No longer will I share my story with new friends or
acquaintances. Depending on the situation, there are some who will find out, either by
circumstance or from others, but they will NOT FIND OUT FROM ME. When I speak of my past,
I will no longer temper the truth by saying, "when I was a child", but will
bold-faced state "when I was a little girl" AND MEAN IT. Because although it may
be a lie in terms of logic, it is God's honest truth in terms of feelings.

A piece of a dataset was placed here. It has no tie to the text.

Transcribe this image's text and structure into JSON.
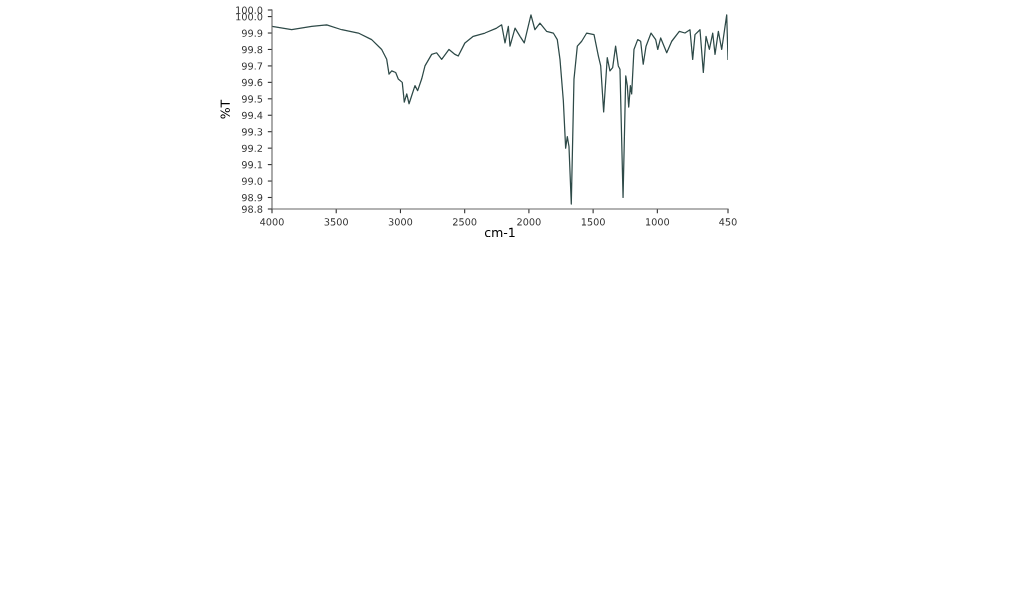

This week I have made an appointment to change my school
records to Melanie from Dave, and I am beginning the process of altering my birth
certificate and obtaining a legal name change. I have spoken with a counselor, and will be
registering for the spring semester for continuing education at the community college. On
Monday, I'm calling Parks and Recreation to find out how I can volunteer to help backstage
at the local amateur theatre. And all of the new people I meet will only know me as
Melanie.
Does this mean I will no longer write about transition and
gender or no longer be involved in the community? No, the KNOWLEDGE I gained is valuable
and is the basis for my current and future career. I intend to expand my efforts in these
areas and explore the relationships between the genders as far as I can. But all this will
be done under the name that I was born with, whereas all my personal
relationships will know me only under my step-father's name that I have used since I was
nine.
It may not be a perfect solution, but with the nature of my
work and my career, a perfect solution is not possible. Yet it is a far better solution
than I HAD been employing.
Now... now that all this is said and done, how do I FEEL? I
feel like all the woman I ever wanted to be, because although I know I used to be a man, I
can't seem to remember what it used to feel like.